All modifications to OrderItem go through the Order — external systems never manipulate items directly.


export class OrderItem {
constructor(
public readonly productId: string,
public quantity: number
) {}
}
export class Order {
private items: OrderItem[] = [];
private isPaid: boolean = false;
constructor(public readonly orderId: string) {}
addItem(item: OrderItem) {
this.items.push(item);
}
pay() {
if (this.items.length === 0) {
throw new Error('Cannot pay for an empty order.');
}
this.isPaid = true;
}
getItems(): OrderItem[] {
return [...this.items];
}
isOrderPaid(): boolean {
return this.isPaid;
}
}

✅ Only the Order (aggregate root) exposes methods to modify or query the state.

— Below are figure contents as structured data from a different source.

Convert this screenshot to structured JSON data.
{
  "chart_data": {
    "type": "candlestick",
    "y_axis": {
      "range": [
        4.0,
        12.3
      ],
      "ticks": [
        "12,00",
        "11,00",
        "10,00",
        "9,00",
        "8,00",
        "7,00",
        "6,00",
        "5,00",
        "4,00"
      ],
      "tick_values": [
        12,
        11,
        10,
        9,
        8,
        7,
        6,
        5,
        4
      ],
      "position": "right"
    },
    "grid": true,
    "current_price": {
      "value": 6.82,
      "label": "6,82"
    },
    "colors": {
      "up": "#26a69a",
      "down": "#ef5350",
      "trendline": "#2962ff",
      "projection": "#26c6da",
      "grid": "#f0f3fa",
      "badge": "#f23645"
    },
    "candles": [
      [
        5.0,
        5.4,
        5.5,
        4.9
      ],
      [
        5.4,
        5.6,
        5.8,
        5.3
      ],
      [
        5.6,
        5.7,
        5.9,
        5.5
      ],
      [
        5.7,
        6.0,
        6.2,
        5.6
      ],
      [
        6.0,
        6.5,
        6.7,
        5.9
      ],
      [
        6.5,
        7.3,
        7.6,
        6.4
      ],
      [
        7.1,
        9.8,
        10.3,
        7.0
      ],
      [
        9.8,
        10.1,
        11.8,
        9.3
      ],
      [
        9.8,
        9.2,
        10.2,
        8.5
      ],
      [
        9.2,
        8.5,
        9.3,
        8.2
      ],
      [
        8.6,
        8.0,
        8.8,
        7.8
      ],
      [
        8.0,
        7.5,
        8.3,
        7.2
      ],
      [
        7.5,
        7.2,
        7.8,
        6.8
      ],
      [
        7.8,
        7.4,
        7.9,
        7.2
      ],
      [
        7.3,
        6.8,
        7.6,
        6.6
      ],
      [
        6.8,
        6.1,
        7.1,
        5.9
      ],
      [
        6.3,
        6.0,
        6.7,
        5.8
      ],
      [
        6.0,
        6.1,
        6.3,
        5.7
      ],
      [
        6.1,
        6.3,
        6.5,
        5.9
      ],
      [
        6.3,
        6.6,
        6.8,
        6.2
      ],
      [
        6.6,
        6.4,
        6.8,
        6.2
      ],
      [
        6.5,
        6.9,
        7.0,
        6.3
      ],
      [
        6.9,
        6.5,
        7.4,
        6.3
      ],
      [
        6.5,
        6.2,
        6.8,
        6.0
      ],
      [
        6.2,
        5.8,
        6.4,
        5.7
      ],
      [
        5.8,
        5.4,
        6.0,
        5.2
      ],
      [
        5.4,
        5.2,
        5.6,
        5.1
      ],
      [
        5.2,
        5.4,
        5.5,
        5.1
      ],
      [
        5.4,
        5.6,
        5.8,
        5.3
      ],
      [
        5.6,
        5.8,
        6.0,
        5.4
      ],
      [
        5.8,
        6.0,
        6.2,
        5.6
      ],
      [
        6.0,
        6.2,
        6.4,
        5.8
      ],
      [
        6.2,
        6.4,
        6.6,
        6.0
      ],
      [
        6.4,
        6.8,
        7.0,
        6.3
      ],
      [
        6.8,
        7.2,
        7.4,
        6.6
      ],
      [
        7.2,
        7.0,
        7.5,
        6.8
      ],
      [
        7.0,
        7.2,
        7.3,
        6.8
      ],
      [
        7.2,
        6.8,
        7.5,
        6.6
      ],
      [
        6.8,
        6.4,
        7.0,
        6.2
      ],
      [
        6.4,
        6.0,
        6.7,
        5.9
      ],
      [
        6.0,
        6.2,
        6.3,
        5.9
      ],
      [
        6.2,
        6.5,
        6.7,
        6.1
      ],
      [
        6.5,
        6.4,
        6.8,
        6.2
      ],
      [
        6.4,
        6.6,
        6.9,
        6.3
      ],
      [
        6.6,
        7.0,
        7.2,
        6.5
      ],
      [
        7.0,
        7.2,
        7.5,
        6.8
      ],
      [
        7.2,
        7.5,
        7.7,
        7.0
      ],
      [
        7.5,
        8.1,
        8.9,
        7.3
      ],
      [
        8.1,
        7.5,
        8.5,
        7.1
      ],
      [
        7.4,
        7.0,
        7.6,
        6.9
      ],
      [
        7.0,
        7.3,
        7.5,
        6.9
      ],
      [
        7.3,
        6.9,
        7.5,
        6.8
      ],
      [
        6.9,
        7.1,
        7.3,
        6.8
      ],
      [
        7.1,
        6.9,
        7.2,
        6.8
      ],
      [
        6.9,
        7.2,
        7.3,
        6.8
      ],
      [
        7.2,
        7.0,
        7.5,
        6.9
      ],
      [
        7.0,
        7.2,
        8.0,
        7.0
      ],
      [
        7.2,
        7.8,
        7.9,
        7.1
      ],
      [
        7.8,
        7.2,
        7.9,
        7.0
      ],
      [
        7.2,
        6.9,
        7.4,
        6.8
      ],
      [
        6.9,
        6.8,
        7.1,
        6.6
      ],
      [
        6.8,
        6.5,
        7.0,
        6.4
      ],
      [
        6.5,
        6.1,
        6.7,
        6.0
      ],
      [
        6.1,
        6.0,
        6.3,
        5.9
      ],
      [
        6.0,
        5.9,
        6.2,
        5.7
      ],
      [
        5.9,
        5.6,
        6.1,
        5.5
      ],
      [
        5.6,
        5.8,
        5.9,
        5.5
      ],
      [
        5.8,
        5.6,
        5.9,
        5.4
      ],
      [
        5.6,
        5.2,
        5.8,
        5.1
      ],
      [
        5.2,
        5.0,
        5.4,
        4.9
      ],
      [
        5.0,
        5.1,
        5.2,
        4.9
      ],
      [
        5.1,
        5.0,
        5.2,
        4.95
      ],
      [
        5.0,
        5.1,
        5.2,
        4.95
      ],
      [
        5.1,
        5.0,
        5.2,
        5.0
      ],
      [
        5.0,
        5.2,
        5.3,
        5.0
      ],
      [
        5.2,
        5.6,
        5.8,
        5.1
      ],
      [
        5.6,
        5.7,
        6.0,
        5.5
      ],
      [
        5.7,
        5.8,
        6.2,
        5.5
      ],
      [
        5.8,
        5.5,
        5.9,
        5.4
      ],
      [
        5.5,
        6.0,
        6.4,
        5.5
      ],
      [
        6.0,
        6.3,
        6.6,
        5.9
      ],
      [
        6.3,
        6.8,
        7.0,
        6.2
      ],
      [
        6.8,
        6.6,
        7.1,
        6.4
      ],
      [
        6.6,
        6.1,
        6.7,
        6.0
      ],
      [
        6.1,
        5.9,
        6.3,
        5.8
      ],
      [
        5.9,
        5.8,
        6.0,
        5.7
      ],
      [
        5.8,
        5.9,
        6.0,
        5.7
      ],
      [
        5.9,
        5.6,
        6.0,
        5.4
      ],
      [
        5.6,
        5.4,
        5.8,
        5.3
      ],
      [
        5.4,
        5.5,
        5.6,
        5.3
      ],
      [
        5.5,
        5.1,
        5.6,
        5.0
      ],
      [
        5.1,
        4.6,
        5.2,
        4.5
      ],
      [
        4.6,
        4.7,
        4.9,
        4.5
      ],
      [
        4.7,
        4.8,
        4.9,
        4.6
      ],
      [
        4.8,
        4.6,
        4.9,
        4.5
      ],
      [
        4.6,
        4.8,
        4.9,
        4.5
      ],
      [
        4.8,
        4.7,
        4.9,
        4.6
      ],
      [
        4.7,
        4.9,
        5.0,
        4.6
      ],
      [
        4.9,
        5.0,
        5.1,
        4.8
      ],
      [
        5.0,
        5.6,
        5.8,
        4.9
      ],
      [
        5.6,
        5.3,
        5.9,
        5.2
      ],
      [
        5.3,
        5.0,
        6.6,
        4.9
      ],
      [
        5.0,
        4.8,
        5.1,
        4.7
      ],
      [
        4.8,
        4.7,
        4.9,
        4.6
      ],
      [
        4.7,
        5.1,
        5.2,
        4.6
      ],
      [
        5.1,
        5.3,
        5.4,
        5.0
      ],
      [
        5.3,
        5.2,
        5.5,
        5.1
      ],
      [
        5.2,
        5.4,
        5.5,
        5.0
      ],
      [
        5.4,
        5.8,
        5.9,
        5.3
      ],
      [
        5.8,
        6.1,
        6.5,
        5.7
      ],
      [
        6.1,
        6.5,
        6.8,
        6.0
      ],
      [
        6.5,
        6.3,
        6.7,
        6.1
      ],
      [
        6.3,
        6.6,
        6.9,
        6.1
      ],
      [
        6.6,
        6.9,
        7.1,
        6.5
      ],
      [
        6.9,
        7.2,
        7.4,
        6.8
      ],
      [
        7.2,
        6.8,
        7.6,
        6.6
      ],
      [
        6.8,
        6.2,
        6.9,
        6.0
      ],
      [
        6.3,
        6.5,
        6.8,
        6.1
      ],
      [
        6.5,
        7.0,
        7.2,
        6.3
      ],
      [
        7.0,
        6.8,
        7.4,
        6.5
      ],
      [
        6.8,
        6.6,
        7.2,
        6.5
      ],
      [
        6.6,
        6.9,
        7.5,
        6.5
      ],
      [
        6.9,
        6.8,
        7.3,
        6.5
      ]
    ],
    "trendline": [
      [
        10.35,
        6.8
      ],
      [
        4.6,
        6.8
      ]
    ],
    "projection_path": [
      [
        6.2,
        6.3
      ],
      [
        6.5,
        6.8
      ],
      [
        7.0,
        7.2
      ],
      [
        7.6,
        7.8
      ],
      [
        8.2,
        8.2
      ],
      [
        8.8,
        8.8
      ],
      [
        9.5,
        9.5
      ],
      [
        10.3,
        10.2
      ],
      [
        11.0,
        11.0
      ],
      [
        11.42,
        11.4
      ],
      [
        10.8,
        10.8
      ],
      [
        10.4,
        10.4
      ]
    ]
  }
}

  • Enforce business invariants inside the boundary.
  • Simplify external interactions (only talk to aggregate root).
  • Improve maintainability by clarifying internal vs external responsibilities.

  • Making aggregates too large — keep them small and focused on consistency boundaries.
  • Allowing external systems to modify child entities directly.
  • Not clearly defining the aggregate root.

DomusJS does not enforce aggregates, but:

  • You can design your domain models to follow this pattern.
  • Combine with value objects, domain events, and services inside each bounded context.
  • Use aggregates to enforce consistency before publishing events or persisting data.